Да, и это тоже. Но прежде всего, уважаемая, правду о том, было ли под так называемой бренной оболочкой что-либо достойное сохранения, что обреченный на смерть создавал при жизни из себя самого. Сохранения через посредство смерти, понимаете? И тут кой-кого ждет скверный сюрприз. Ну ладно. Поболтали - и хватит, ему пора идти, работа не терпит отлагательства.
Она не удерживает его. Он чуть было не поцеловал ей руку, но обошлось. - Вам холодно? - Немножко. - Я укрою вам ноги одеялом, так хорошо? - Вы очень внимательны, спасибо большое.
Входит профессор, только что повстречавший в коридоре ее посетителя. Высокий гость нанес ей визит. Превосходный специалист этот наш коллега.
В чем, профессор?
Что вы имеете в виду? В исследовании определенных субстратов на патогенные микроорганизмы. Уж кто-кто, а он непременно их найдет. Знали бы вы, скольких пациентов он спас. Нам остается лишь колоть медикамент, который уничтожит установленных им возбудителей. И охотится он за ними с невероятным азартом. Прямо-таки личную ненависть к ним питает. А как переживает, когда результат иной раз запаздывает.
И неизбежно наступает летальный исход. Он от этого переживает?
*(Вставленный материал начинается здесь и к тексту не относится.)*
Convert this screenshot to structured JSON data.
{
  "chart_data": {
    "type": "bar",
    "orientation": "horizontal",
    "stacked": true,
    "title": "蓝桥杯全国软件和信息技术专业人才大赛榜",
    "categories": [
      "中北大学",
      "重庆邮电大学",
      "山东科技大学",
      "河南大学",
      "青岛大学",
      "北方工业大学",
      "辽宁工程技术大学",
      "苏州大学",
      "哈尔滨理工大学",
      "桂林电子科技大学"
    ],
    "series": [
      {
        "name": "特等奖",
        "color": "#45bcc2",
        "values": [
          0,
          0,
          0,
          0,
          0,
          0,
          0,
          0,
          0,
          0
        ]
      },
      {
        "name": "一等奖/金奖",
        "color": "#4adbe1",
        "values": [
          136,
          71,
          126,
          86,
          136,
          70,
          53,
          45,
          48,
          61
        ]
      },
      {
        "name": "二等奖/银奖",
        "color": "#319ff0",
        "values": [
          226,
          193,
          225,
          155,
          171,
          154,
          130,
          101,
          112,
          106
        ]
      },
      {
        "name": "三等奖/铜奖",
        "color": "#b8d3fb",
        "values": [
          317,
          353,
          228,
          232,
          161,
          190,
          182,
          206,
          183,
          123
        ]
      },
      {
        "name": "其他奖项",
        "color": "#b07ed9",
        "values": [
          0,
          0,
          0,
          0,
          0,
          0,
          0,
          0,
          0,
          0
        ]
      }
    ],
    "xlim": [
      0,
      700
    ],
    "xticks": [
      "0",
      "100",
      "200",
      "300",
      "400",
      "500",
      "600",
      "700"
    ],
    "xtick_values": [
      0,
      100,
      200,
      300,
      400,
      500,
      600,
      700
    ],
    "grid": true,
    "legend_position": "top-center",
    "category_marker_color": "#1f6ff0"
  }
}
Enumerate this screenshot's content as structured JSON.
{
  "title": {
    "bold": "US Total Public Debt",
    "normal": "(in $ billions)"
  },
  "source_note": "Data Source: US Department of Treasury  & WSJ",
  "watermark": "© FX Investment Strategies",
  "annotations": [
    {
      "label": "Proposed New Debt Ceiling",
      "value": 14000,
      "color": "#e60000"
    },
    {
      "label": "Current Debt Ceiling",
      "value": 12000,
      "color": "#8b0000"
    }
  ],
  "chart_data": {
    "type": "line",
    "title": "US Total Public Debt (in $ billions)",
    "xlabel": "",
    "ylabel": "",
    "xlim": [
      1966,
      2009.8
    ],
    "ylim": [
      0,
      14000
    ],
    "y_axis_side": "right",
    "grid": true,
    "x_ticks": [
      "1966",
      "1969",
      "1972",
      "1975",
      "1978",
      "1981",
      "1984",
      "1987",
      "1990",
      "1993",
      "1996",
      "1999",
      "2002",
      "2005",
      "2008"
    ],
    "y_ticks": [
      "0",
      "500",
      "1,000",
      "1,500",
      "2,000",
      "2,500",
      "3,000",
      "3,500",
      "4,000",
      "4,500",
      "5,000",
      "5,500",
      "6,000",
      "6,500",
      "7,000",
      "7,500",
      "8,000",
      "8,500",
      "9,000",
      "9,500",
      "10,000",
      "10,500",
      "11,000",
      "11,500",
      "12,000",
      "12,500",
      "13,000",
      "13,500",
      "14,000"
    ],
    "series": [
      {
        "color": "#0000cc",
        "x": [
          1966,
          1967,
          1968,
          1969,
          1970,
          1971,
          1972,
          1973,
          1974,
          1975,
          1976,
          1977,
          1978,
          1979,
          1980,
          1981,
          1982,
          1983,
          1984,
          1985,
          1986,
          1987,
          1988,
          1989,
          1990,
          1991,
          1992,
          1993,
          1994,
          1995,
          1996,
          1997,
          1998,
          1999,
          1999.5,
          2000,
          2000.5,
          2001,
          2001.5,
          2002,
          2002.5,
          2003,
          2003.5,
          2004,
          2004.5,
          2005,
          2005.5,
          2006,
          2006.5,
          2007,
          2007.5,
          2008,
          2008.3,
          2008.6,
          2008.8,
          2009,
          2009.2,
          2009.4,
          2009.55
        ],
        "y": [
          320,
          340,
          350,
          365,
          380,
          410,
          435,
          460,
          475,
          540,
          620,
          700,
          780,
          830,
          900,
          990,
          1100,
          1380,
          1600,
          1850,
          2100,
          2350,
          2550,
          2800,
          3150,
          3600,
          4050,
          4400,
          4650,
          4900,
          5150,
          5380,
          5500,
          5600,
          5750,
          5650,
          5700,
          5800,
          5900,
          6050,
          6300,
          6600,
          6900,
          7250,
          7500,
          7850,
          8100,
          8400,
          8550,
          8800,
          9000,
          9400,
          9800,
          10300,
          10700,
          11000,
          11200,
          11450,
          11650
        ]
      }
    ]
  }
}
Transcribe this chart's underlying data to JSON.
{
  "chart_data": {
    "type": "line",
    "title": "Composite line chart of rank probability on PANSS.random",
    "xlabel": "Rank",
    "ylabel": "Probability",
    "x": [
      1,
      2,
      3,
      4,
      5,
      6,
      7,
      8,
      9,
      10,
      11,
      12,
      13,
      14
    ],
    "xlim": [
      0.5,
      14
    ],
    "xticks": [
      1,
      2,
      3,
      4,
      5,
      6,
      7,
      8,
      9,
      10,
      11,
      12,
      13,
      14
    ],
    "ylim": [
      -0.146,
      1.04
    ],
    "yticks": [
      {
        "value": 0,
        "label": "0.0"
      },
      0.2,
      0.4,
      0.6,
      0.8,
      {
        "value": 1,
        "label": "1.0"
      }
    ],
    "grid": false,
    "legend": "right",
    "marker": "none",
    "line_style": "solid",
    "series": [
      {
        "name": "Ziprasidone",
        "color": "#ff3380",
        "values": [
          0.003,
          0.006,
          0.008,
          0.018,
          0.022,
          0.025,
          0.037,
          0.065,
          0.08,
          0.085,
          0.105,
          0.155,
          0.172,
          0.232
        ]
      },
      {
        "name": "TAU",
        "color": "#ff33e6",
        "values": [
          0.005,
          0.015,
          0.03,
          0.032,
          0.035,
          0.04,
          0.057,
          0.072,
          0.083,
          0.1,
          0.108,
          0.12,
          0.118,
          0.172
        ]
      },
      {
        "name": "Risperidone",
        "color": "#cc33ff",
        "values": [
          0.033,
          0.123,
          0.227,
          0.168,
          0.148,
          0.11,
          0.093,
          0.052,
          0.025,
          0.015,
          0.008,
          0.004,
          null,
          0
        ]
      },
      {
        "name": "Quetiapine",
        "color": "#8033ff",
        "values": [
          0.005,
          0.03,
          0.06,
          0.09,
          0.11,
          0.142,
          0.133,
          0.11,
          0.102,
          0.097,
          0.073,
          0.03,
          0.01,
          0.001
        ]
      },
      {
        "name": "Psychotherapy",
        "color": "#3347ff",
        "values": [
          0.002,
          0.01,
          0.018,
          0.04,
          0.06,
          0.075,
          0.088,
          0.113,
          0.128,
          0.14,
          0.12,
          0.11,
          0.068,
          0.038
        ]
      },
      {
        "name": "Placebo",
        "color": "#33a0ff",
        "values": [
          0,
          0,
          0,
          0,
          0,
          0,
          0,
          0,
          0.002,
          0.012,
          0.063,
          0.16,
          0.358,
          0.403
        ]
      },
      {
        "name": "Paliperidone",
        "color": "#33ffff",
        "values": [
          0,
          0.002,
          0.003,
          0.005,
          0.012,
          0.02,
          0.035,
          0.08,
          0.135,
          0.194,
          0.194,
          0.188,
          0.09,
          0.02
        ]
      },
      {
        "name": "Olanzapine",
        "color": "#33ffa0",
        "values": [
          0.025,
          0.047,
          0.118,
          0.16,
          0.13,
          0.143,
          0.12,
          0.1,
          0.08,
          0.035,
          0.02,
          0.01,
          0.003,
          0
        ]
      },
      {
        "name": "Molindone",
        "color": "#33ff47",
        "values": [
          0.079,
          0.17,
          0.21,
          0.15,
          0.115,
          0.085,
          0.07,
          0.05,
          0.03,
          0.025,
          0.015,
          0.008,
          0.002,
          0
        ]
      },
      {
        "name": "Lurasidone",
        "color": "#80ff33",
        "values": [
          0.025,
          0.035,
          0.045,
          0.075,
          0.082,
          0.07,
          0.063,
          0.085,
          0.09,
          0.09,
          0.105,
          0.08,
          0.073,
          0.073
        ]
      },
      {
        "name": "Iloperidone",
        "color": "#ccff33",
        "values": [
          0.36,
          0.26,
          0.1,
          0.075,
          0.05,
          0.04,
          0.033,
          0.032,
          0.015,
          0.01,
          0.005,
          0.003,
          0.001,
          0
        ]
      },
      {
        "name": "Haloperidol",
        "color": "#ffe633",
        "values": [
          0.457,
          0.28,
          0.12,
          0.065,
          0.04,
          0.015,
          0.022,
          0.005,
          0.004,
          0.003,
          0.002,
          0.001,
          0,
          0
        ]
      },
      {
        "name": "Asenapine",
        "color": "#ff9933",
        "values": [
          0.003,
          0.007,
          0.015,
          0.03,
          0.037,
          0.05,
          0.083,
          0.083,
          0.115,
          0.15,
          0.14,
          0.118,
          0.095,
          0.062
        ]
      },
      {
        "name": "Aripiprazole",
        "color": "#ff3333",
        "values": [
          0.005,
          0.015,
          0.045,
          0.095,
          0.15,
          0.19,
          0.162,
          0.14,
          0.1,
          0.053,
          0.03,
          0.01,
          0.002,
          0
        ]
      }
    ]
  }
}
Способен прямо-таки прийти в бешенство.
Значит, он любит жизнь?
Вы уж простите, но эта формулировка не очень подходит к моему другу. Я бы сказал иначе: он борется со смертью.
Можно задать вам вопрос, господин профессор? Вы любите жизнь?
Да.
Вообще-то он пришел известить пациентку о некоторых нововведениях. С завтрашнего дня искусственное питание отменяется. Деловое сообщение, после которого он делает паузу, давая ей возможность возразить. Она молчит, и тогда он берет ее роль на себя. Да, конечно, к нормальному питанию придется привыкать, но обыкновенно это происходит на удивление быстро. Через несколько дней она даже представить себе не сможет, что когда-либо обходилась без еды.
Пока что, впрочем, она не может себе представить, как сумеет когда-либо съесть целый ломоть хлеба, который сестра Эвелин щедрой рукой положила на ее ночной столик. Белый хлеб, заговорщицки сказала Эвелин. Капельницу она отключила еще раньше, иголку, которая много недель была закреплена пластырем на локтевом сгибе, вытащила. Итак, мало-помалу пациентка опять становится настоящим человеком. Никаких жизненных эликсиров в ее сосуды больше не вливают. Надо немного приподняться, взять ложку и самой хлебать суп. Выясняется, что рот не знает, как быть с этим супом, а главное, на том месте, где медики предполагают желудок, нет никакого органа для приема пищи, он не сохранился, поскольку в нем так долго не было нужды. Поучительное открытие. Хлеб до невозможности карябает горло, трижды куснув, она откладывает его и коротко объявляет, что у нее нет аппетита. В свое время и аппетит придет, утешают ее, но есть надо. Лучше всего железистую пищу, с железом у нее очень скверно, и неудивительно после такой потери крови.
Ты приносишь черносмородиновый сок, домашние овощные супы и нежные, тушенные на пару куриные ножки. Еда для меня - пытка, но ты, конечно, этому поверить не можешь, сейчас я наверняка способна довести до белого каления кого угодно, даже самого добродушного человека, но кому же сказать, скольких сил стоит выздоровление.